Does GitHub handle large repositories well?

My company’s SVN code repository when download is about 250MBs. With the years of changes it is probably quite large (4X that size). If we moved all this over to GitHub, would each user have to download the 250MBs or would they have to download 1GB or more to get the full history of the repository?

  • Retrieving an old version of a file using Git
  • How can I know the location from where I cloned my git repository
  • “git log” output differs based on checked-out branch — where do docs explain this?
  • show fetched commits after git pull --rebase
  • Can git filter out certain lines before commit?
  • How to solve SSL certificate: self signed certificate when cloning repo from github?
  • Making a new branch and setting its upstream in one Git command
  • Clone app from pagodabox using GitHub for Windows
  • git-svn create branch off past revision
  • Automatically merge verified and tested GitHub Pull Requests
  • how to manage 2 version of a single app for different regions and languages?
  • How do I upgrade branch to lastest of an old Gerrit commit
  • 3 Solutions collect form web for “Does GitHub handle large repositories well?”

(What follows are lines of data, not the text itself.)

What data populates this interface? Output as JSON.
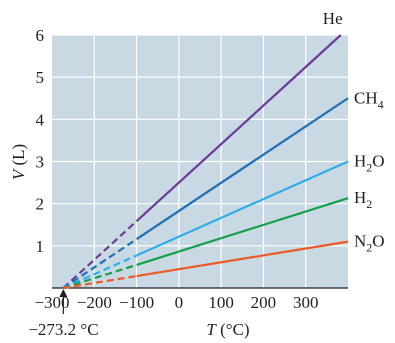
{
  "chart_data": {
    "type": "line",
    "xlabel": "T (°C)",
    "ylabel": "V (L)",
    "xlim": [
      -300,
      400
    ],
    "ylim": [
      0,
      6
    ],
    "xticks": [
      -300,
      -200,
      -100,
      0,
      100,
      200,
      300
    ],
    "yticks": [
      1,
      2,
      3,
      4,
      5,
      6
    ],
    "x_tick_labels": [
      "−300",
      "−200",
      "−100",
      "0",
      "100",
      "200",
      "300"
    ],
    "y_tick_labels": [
      "1",
      "2",
      "3",
      "4",
      "5",
      "6"
    ],
    "grid": true,
    "background_color": "#c9d9e4",
    "grid_color": "#ffffff",
    "extrapolation_style": "dashed",
    "measured_from_x": -100,
    "annotation": {
      "text": "−273.2 °C",
      "x": -273.2,
      "y": 0
    },
    "series": [
      {
        "name": "He",
        "name_base": "He",
        "name_sub": "",
        "name_tail": "",
        "color": "#6a3c96",
        "x": [
          -273.2,
          383
        ],
        "y": [
          0,
          6.0
        ]
      },
      {
        "name": "CH4",
        "name_base": "CH",
        "name_sub": "4",
        "name_tail": "",
        "color": "#1e6fb3",
        "x": [
          -273.2,
          400
        ],
        "y": [
          0,
          4.5
        ]
      },
      {
        "name": "H2O",
        "name_base": "H",
        "name_sub": "2",
        "name_tail": "O",
        "color": "#2eaee6",
        "x": [
          -273.2,
          400
        ],
        "y": [
          0,
          3.0
        ]
      },
      {
        "name": "H2",
        "name_base": "H",
        "name_sub": "2",
        "name_tail": "",
        "color": "#17a04a",
        "x": [
          -273.2,
          400
        ],
        "y": [
          0,
          2.13
        ]
      },
      {
        "name": "N2O",
        "name_base": "N",
        "name_sub": "2",
        "name_tail": "O",
        "color": "#ec5a26",
        "x": [
          -273.2,
          400
        ],
        "y": [
          0,
          1.1
        ]
      }
    ]
  }
}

    If we moved all this over to GitHub, would each user have to download the 250MBs or would they have to download 1GB or more to get the full history of the repository?

    Each of the users, when cloning for the first time, would have to retrieve the whole repository. However, git server side implementation would send a “compressed” version of the repository as a packfile. So the transmitted data would weight much less than 1Gb.

    Each successive fetch/pull operation would only retrieve the new git objects (Commits, Trees and Blobs) that the server knows about and that are not already on the client’s local repository. Those would also be sent over the wire as a packfile.


    Although @akonsu is correct when stating you can clone a shallow version of your repository (ie. without the whole history), that would prevent the user from further interacting with a GitHub hosted main upstream repository.

    Indeed the git clone documentation states: “A shallow repository has a number of limitations (you cannot clone or fetch from it, nor push from nor into it)”

    you can clone without the history: git clone –depth 1 your_repo_url (see https://git.wiki.kernel.org/index.php/GitFaq#How_do_I_do_a_quick_clone_without_history_revisions.3F)

    if there are lots of versions of lots of files your object database will become larger and larger over time.

    by default git used the zlib compression algorithm to store individual blobs. but it’s possible to tell git to merge multiple objects into one pack file, which also used the delta compression method to save space. your entire history still exists, it will just take a few moments longer to unpack than execute commands based on previous states (e.g. checkout older versions). but i need to stress how minor this is. honestly, less than a fraction of a second increase.

    more info on packfiles from the progit book: http://git-scm.com/book/en/Git-Internals-Packfiles

    Git Baby is a git and github fan, let's start git clone.